Le caracol est la conque marine dont le son convoque les Mayas, le colimaçon qui recycle au-dedans l'extérieur, la spirale qui enroule le passé, le présent et le futur, le glyphe polysémique omniprésent de l'art préhispanique qui, depuis le monde intérieur de sa coquille primordiale, régénère tous les hommes.
« Ils racontent qu'on utilisait le caracol pour rassembler la communauté, pour que la parole circule d'une personne à l'autre et que naisse l'accord... Le caracol était cet instrument qui fait que l'oreille entende la parole même la plus lointaine. » Sous-commandant insurgé Marcos.

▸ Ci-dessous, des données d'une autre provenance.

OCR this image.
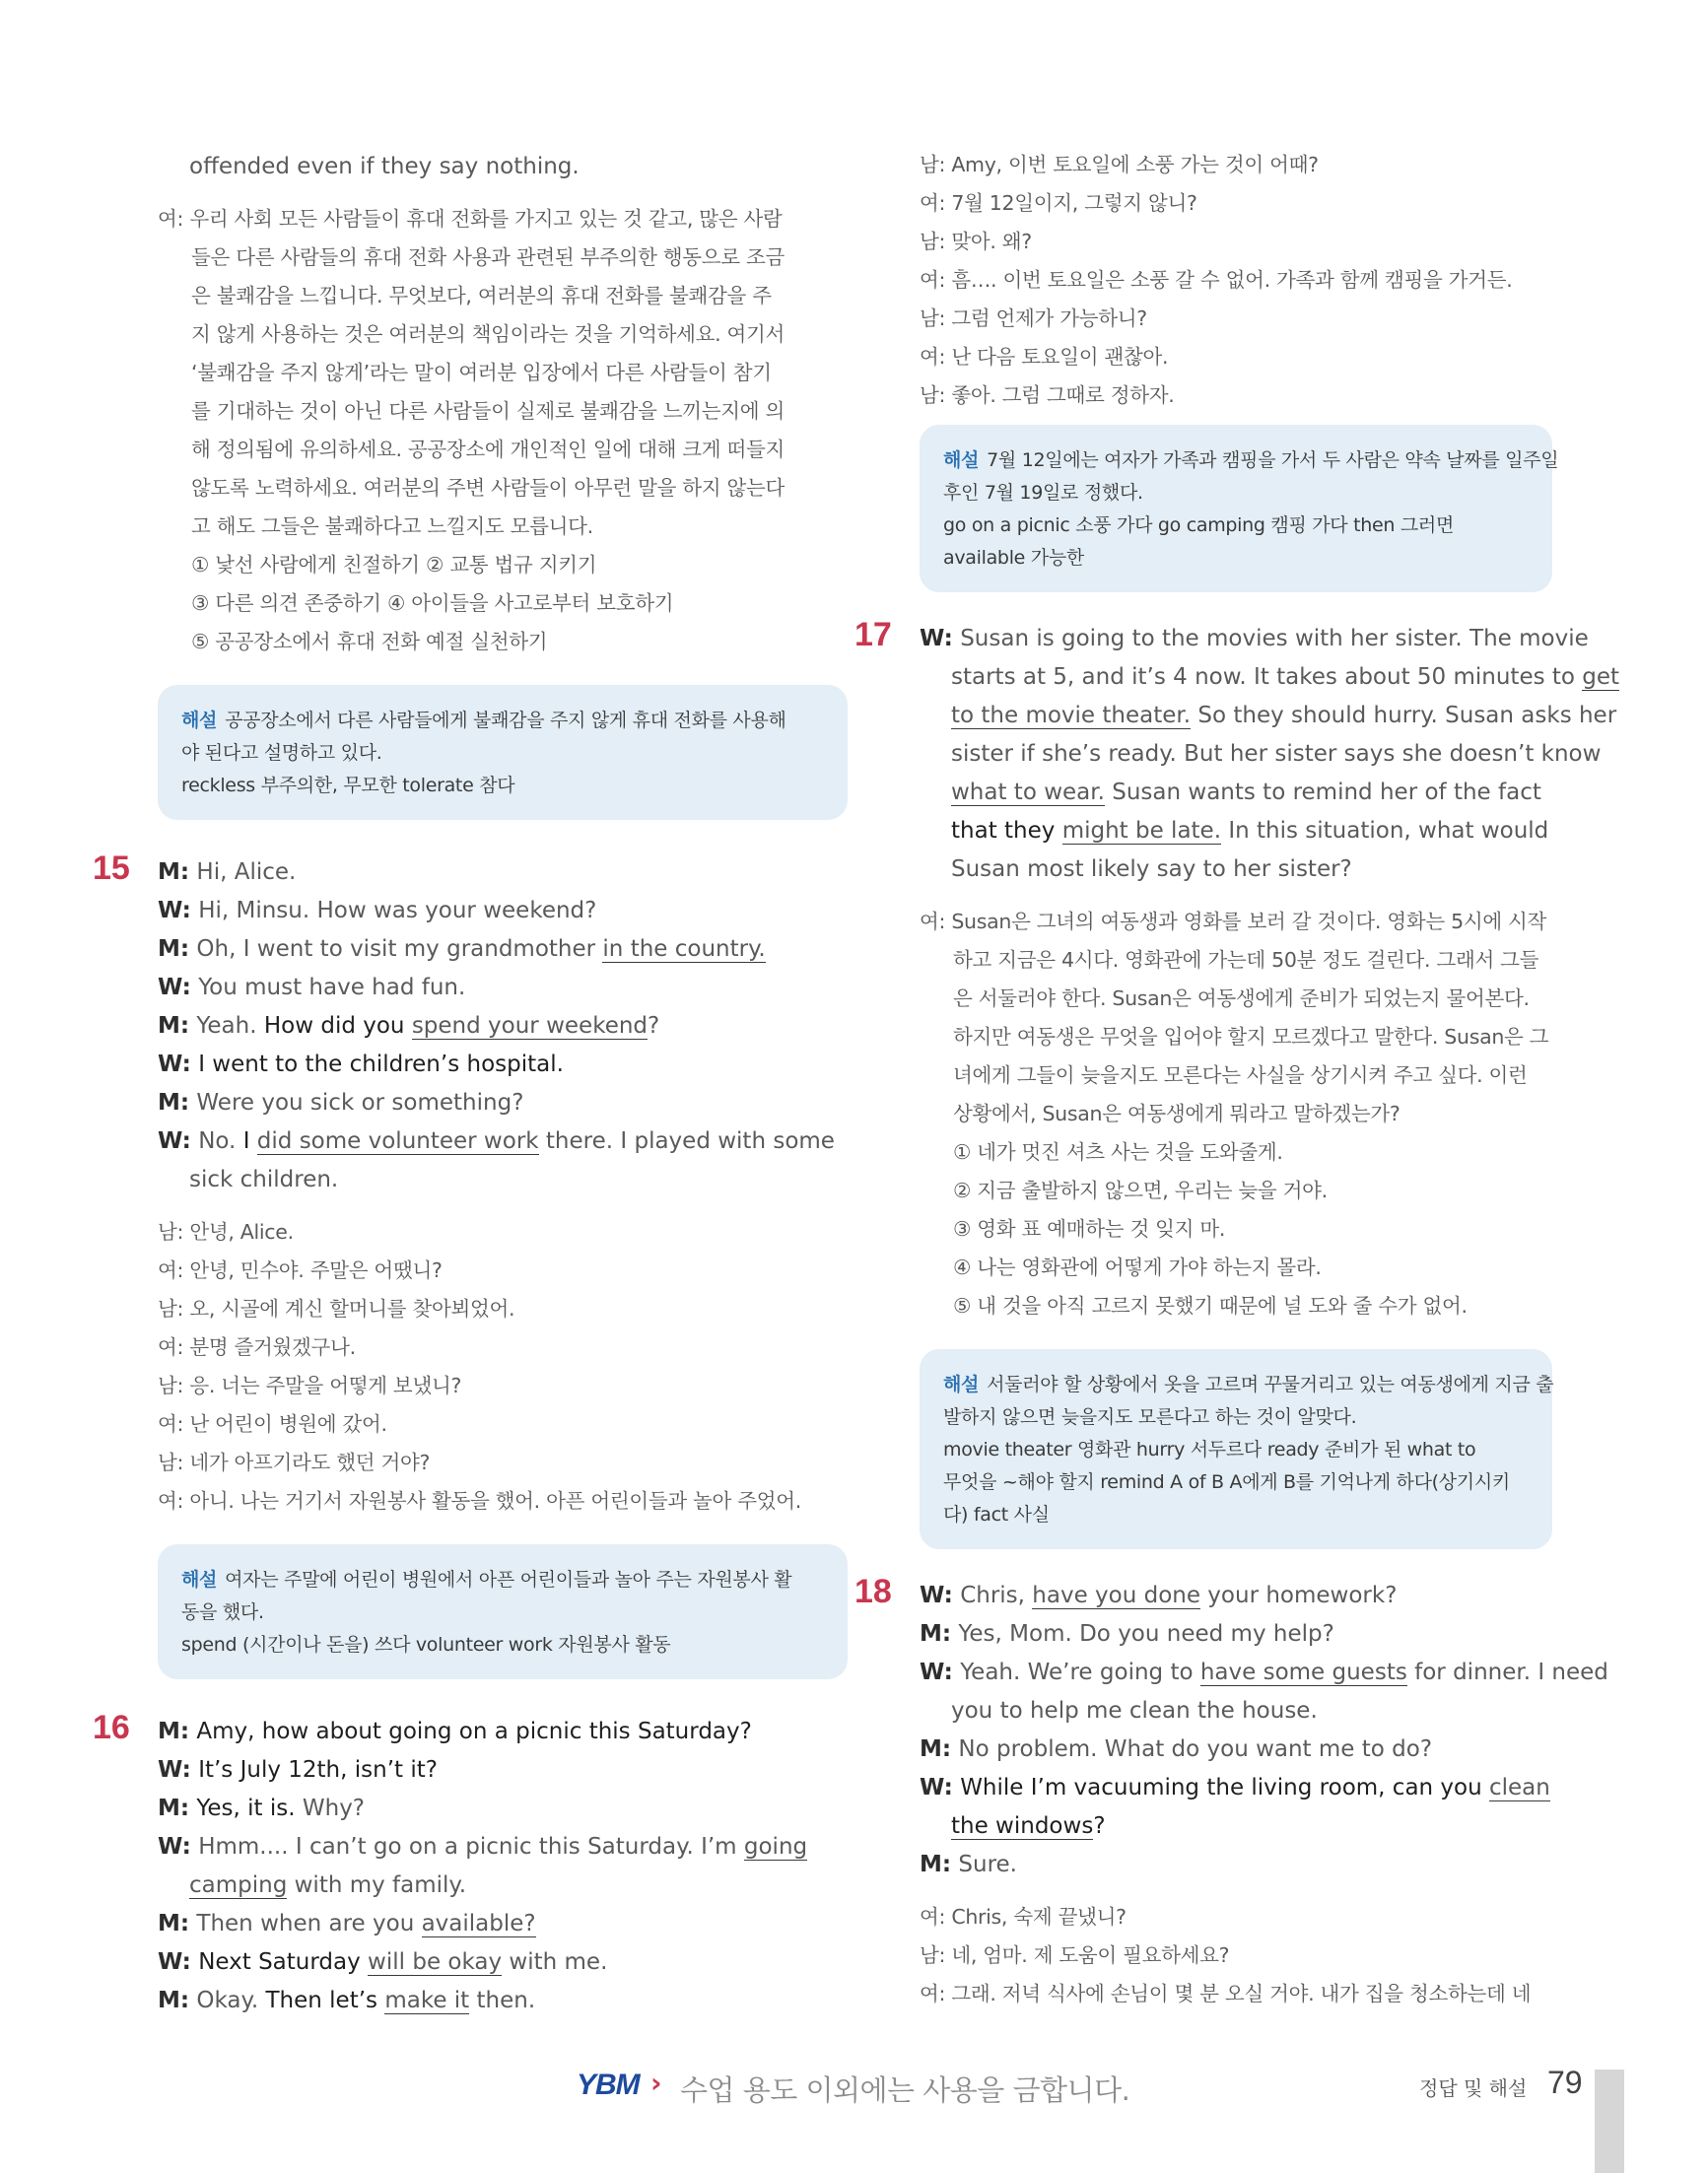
offended even if they say nothing.
여: 우리 사회 모든 사람들이 휴대 전화를 가지고 있는 것 같고, 많은 사람
들은 다른 사람들의 휴대 전화 사용과 관련된 부주의한 행동으로 조금
은 불쾌감을 느낍니다. 무엇보다, 여러분의 휴대 전화를 불쾌감을 주
지 않게 사용하는 것은 여러분의 책임이라는 것을 기억하세요. 여기서
‘불쾌감을 주지 않게’라는 말이 여러분 입장에서 다른 사람들이 참기
를 기대하는 것이 아닌 다른 사람들이 실제로 불쾌감을 느끼는지에 의
해 정의됨에 유의하세요. 공공장소에 개인적인 일에 대해 크게 떠들지
않도록 노력하세요. 여러분의 주변 사람들이 아무런 말을 하지 않는다
고 해도 그들은 불쾌하다고 느낄지도 모릅니다.
① 낯선 사람에게 친절하기 ② 교통 법규 지키기
③ 다른 의견 존중하기 ④ 아이들을 사고로부터 보호하기
⑤ 공공장소에서 휴대 전화 예절 실천하기
해설 공공장소에서 다른 사람들에게 불쾌감을 주지 않게 휴대 전화를 사용해
야 된다고 설명하고 있다.
reckless 부주의한, 무모한 tolerate 참다
15 M: Hi, Alice.
W: Hi, Minsu. How was your weekend?
M: Oh, I went to visit my grandmother in the country.
W: You must have had fun.
M: Yeah. How did you spend your weekend?
W: I went to the children’s hospital.
M: Were you sick or something?
W: No. I did some volunteer work there. I played with some
sick children.
남: 안녕, Alice.
여: 안녕, 민수야. 주말은 어땠니?
남: 오, 시골에 계신 할머니를 찾아뵈었어.
여: 분명 즐거웠겠구나.
남: 응. 너는 주말을 어떻게 보냈니?
여: 난 어린이 병원에 갔어.
남: 네가 아프기라도 했던 거야?
여: 아니. 나는 거기서 자원봉사 활동을 했어. 아픈 어린이들과 놀아 주었어.
해설 여자는 주말에 어린이 병원에서 아픈 어린이들과 놀아 주는 자원봉사 활
동을 했다.
spend (시간이나 돈을) 쓰다 volunteer work 자원봉사 활동
16 M: Amy, how about going on a picnic this Saturday?
W: It’s July 12th, isn’t it?
M: Yes, it is. Why?
W: Hmm.... I can’t go on a picnic this Saturday. I’m going
camping with my family.
M: Then when are you available?
W: Next Saturday will be okay with me.
M: Okay. Then let’s make it then.
남: Amy, 이번 토요일에 소풍 가는 것이 어때?
여: 7월 12일이지, 그렇지 않니?
남: 맞아. 왜?
여: 흠…. 이번 토요일은 소풍 갈 수 없어. 가족과 함께 캠핑을 가거든.
남: 그럼 언제가 가능하니?
여: 난 다음 토요일이 괜찮아.
남: 좋아. 그럼 그때로 정하자.
해설 7월 12일에는 여자가 가족과 캠핑을 가서 두 사람은 약속 날짜를 일주일
후인 7월 19일로 정했다.
go on a picnic 소풍 가다 go camping 캠핑 가다 then 그러면
available 가능한
17 W: Susan is going to the movies with her sister. The movie
starts at 5, and it’s 4 now. It takes about 50 minutes to get
to the movie theater. So they should hurry. Susan asks her
sister if she’s ready. But her sister says she doesn’t know
what to wear. Susan wants to remind her of the fact
that they might be late. In this situation, what would
Susan most likely say to her sister?
여: Susan은 그녀의 여동생과 영화를 보러 갈 것이다. 영화는 5시에 시작
하고 지금은 4시다. 영화관에 가는데 50분 정도 걸린다. 그래서 그들
은 서둘러야 한다. Susan은 여동생에게 준비가 되었는지 물어본다.
하지만 여동생은 무엇을 입어야 할지 모르겠다고 말한다. Susan은 그
녀에게 그들이 늦을지도 모른다는 사실을 상기시켜 주고 싶다. 이런
상황에서, Susan은 여동생에게 뭐라고 말하겠는가?
① 네가 멋진 셔츠 사는 것을 도와줄게.
② 지금 출발하지 않으면, 우리는 늦을 거야.
③ 영화 표 예매하는 것 잊지 마.
④ 나는 영화관에 어떻게 가야 하는지 몰라.
⑤ 내 것을 아직 고르지 못했기 때문에 널 도와 줄 수가 없어.
해설 서둘러야 할 상황에서 옷을 고르며 꾸물거리고 있는 여동생에게 지금 출
발하지 않으면 늦을지도 모른다고 하는 것이 알맞다.
movie theater 영화관 hurry 서두르다 ready 준비가 된 what to
무엇을 ~해야 할지 remind A of B A에게 B를 기억나게 하다(상기시키
다) fact 사실
18 W: Chris, have you done your homework?
M: Yes, Mom. Do you need my help?
W: Yeah. We’re going to have some guests for dinner. I need
you to help me clean the house.
M: No problem. What do you want me to do?
W: While I’m vacuuming the living room, can you clean
the windows?
M: Sure.
여: Chris, 숙제 끝냈니?
남: 네, 엄마. 제 도움이 필요하세요?
여: 그래. 저녁 식사에 손님이 몇 분 오실 거야. 내가 집을 청소하는데 네
YBM › 수업 용도 이외에는 사용을 금합니다.	정답 및 해설 79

Les Caracoles revendiquent une référence au passé des civilisations autochtones. Certains indigènes expliquent ainsi que le caracol permettait, dans les temps anciens, « d’alerter les communautés en cas de danger » et, maintenant, de « faire entendre la voix des zapatistes ». On a aussi évoqué les représentations sculptées de caracoles, dont émerge la figure d’un vieillard, et qui peuvent être interprétées comme une manifestation plastique de la conception maya du temps. De fait, la spirale témoigne bien d’une représentation temporelle qui s’écarte des simplifications finalistes d’une histoire linéaire, sans pour autant s’enfermer dans les cercles de la répétition. Elle évoque aussi des manières de parler, de penser ou d’être, qui ne sont pas sans rapport avec celles que l’on peut observer dans les communautés indigènes : éviter de manifester sa soumission à un intérêt immédiat ou un empressement à atteindre directement son but, comme le voudraient les logiques de la rationalité instrumentale et de l’efficacité optimisée ; admettre que beaucoup de détours peuvent parfois être un judicieux moyen de trouver son chemin et que le temps perdu de l’errance est une expérience bénéfique.
Extrait de la postface « L’âge des escargots » de Jérôme Baschet, La rébellion zapatiste, Flammarion, 2005.